Among his work was Lamppost Reunion, which won Tony and Drama Desk nominations for best play in 1976. It told of past friends spending the night drinking with a famous singer after a performance at Madison Square Garden.

Other plays produced on Broadway were Wheelbarrow Closers (1976) and Knockout (1979). His off-Broadway work included Marlon Brando Sat Right Here (1980) and Sweatshop (1998), which was presented at the American Theater of Actors and related the tale of 10 struggling women in a coat factory during a heat wave 40 years earlier.

Howie Epstein, 47, a former bass player for Tom Petty and the Heartbreakers, died Sunday in Santa Fe, N.M., of what authorities suspect was a drug overdose. He was 47.

Investigators were told Mr. Epstein had been using heroin, said Maj. Ron Madrid of the Santa Fe County Sheriff's Department.

In addition to his work with Mr. Petty, he played on some of Bob Dylan's albums in the 1980s and produced a Grammy-award winning album for folk singer-songwriter John Prine, The Missing Years.

Roberto R. Alvarez, 84, who made millions as an international produce distributor but made history when at age 12 he won a landmark court case to desegregate his grammar school, died of stroke complications Thursday in San Diego.
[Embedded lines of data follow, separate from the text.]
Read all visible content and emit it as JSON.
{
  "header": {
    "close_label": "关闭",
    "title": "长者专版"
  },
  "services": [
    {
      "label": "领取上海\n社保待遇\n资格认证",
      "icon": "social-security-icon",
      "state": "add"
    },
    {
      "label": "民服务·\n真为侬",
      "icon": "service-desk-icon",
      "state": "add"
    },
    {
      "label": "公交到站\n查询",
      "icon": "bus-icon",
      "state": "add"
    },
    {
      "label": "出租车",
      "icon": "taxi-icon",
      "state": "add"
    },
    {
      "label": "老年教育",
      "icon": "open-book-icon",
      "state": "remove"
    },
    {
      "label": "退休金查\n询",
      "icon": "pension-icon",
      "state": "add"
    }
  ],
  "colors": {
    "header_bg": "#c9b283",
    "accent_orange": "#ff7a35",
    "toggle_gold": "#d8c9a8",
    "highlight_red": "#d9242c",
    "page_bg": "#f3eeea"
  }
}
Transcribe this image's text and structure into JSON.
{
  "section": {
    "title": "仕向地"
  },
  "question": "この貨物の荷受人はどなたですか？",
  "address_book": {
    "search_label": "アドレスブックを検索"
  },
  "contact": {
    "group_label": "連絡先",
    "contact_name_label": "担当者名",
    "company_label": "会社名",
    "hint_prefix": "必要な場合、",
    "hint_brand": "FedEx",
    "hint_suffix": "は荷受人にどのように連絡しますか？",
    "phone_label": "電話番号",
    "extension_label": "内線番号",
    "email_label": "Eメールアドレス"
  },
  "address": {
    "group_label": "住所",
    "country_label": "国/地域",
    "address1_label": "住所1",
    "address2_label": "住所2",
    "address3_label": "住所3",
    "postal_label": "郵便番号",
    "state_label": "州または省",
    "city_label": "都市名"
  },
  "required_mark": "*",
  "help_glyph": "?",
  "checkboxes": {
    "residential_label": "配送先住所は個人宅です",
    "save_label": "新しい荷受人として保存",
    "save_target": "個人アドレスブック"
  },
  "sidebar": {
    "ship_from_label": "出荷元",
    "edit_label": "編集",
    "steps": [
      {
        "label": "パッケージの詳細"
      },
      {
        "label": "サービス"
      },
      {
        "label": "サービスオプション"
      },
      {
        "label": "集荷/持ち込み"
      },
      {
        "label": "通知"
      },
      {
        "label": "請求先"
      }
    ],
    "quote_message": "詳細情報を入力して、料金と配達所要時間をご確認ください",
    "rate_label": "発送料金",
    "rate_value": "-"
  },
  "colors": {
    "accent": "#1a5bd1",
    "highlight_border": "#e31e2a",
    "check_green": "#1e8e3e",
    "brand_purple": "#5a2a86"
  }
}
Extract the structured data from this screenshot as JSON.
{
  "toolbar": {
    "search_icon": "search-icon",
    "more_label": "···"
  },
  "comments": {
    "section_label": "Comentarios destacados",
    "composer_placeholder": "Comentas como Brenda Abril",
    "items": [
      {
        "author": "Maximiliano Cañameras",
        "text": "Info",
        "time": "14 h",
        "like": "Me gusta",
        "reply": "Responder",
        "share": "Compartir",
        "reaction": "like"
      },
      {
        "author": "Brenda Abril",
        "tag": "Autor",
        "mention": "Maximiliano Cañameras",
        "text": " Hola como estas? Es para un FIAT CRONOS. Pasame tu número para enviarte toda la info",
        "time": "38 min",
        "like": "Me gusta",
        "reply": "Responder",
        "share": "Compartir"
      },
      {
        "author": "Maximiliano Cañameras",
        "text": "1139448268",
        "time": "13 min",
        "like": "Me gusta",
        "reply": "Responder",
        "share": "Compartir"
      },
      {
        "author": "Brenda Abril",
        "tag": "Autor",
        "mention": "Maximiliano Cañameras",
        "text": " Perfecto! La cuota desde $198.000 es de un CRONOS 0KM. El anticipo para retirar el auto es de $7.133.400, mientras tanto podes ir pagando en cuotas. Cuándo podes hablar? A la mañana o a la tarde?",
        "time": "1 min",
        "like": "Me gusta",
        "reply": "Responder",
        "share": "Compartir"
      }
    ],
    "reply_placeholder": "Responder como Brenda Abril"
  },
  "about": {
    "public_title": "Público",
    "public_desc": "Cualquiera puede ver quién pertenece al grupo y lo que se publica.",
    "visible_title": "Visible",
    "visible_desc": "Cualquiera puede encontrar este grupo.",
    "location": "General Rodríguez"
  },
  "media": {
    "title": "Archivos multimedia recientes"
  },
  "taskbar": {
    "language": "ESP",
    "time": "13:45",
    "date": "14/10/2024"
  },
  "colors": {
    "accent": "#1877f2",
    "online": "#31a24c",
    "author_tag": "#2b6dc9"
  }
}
The young Alvarez was lead plaintiff in a 1931 lawsuit against the school district in Lemon Grove, Calif., near San Diego, which had tried to move Mexican-American students into a separate building at its grammar school.

A court in San Diego County ruled the school could not legally separate the children. The case was the first successful challenge to school segregation, coming 23 years before the U.S. Supreme Court held segregation unconstitutional in the 1954 Brown vs. Board of Education case.